The Consumer Report organization stated that they test the battery life of a device with the loading of a web page after web page, in multiple versions of the same laptop. They explained that they charge 10 websites in the default browser (in this case Safari, for Apple devices) when the device is fully charged. They measure how much time can the device be operating with the tabs open until the laptop shuts down itself.
The results were notably inconsistent as the 13-inch MacBook Pro was able to maintain operations during 16 hours in some tests, and down to 4 hours in others. The same phenomenon was registered in the 15-inch model of the laptop, where the test showed results from 18.5 hours – labeled as a “that can’t be right” result from CR – to 8 hours.

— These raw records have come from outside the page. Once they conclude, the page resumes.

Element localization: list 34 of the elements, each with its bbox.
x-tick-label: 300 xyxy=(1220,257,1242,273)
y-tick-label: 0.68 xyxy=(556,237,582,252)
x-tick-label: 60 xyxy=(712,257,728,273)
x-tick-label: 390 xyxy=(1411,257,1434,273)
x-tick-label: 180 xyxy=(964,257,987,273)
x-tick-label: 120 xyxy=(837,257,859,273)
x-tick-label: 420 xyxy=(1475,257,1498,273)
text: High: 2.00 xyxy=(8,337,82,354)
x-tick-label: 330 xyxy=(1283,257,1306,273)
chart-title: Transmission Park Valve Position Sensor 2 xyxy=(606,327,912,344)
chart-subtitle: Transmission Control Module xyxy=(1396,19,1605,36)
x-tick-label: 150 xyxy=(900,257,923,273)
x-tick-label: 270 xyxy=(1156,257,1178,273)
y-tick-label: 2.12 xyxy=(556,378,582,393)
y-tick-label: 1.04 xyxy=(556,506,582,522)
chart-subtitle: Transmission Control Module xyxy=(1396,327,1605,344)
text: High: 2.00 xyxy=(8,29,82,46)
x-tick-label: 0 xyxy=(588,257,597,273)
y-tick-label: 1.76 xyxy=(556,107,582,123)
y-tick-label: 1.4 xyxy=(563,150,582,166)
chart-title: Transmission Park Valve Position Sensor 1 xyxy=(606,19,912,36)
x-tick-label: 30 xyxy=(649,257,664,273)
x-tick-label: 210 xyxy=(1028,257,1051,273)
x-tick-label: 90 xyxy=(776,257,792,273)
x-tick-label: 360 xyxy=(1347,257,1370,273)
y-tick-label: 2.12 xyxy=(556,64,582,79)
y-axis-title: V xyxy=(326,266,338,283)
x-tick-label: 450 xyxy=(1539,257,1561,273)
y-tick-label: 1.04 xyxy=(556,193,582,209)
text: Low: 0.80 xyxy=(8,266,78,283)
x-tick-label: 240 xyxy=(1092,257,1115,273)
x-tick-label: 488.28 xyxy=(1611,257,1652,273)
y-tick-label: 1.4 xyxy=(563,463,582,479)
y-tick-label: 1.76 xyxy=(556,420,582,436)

Because of this dissonant results, the organization suggested to the public that it’s not the best idea to acquire this laptop until CR or other groups perform more tests regarding battery life.
Apple’s response to the CR publication
This Friday and via Twitter, the senior vice president of worldwide marketing at Apple Inc, Phil Schiller, announced that the company is working with the Consumer Report organization in order to understand why the results of their tests were so inconsistent.
According to Schiller, Apple has done extensive testing to the life battery of the Macbook Pro in their internal labs, and their results are not similar to those presented by CR this Thursday. CR defends itself saying that they test hundreds of devices every year as they develop controlled tests and procedures.
Despite the Schiller declarations, Apple put out a new update of their operating system for Macs that remove the “remaining time” of the device battery, present in the laptop’s display. The explanation that Apple gave to the Business Insider is that they are becoming less accurate when measuring the life battery that is left on the laptop, and as they are working to solve it, it must be disabled in the meantime.
“When combined with the differing ways people use their Mac throughout the day, the calculation of remaining battery life displayed as a measure of time has become less accurate. With the latest update to Sierra, we have removed the remaining time indicator,” an Apple spokesperson told the Business Insider this Thursday, regarding the new update for the operating system for Macs.